Voice agents combine:

  • Speech-to-text: User speech is transcribed in real-time
  • AI processing: Your agent processes the message using its configured prompt and tools
  • Text-to-speech: The agent’s response is spoken back to the user

Voice conversations support everything regular text conversations do, including tool usage, knowledge base access, and persona-based journeys.

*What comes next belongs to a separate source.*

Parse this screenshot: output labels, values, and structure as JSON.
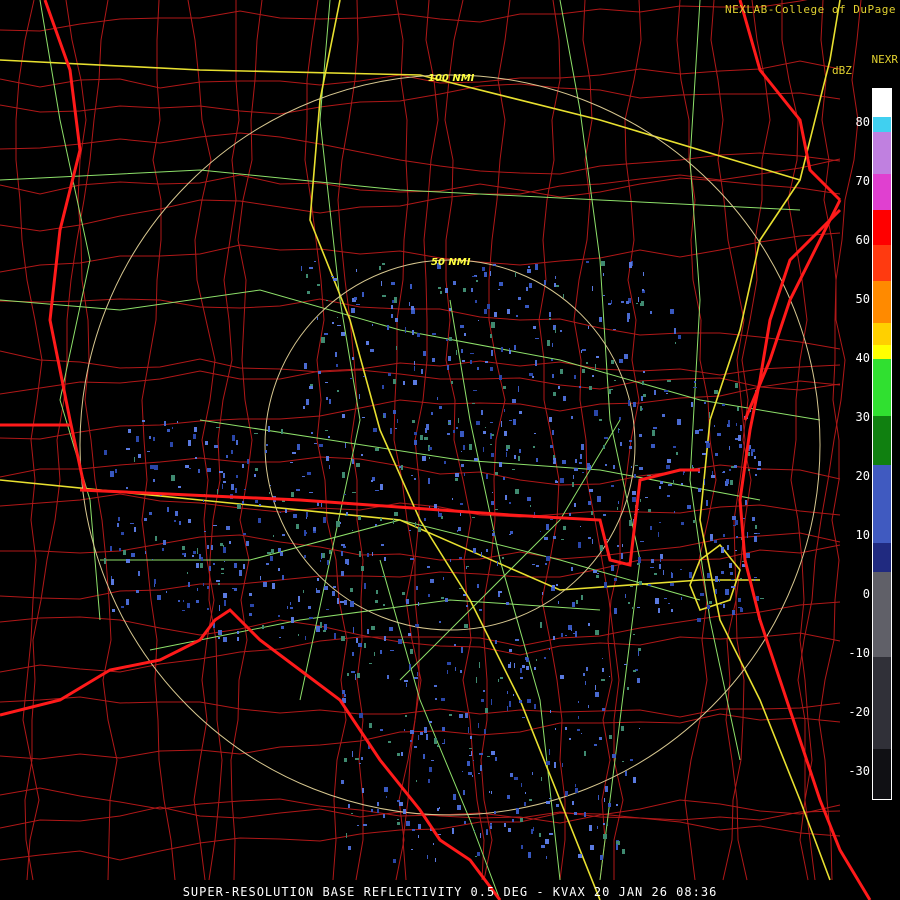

AgentPress supports two voice providers:

The default voice provider, using OpenAI’s GPT-4 Realtime API.

Characteristics:

  • High intelligence (8/10)
  • Fast response times (8/10)
  • 11 distinct voice options
  • WebRTC-based for low latency

An alternative voice provider with customizable voices.

Characteristics:

  • Good intelligence (7/10)
  • Fast response times (8/10)
  • Custom voice library
  • Adjustable temperature settings

To enable voice for an agent:

Edit your agent and scroll to the Voice Configuration section.

Toggle Enable Voice to activate voice capabilities.

Choose between:

  • OpenAI Realtime - Best for most use cases
  • Ultravox - For custom voice requirements

For OpenAI: Select from 11 built-in voices:

VoiceCharacter
AlloyNeutral, professional
AshClear, articulate
BalladWarm, narrative
CoralFriendly, approachable
EchoCalm, measured
FableEngaging, storytelling
NovaEnergetic, dynamic
OnyxDeep, authoritative
SageCalm, professional
ShimmerLight, cheerful
VerseDistinctive, clear

For Ultravox: Enter a voice ID or browse the Ultravox voice library to find additional options.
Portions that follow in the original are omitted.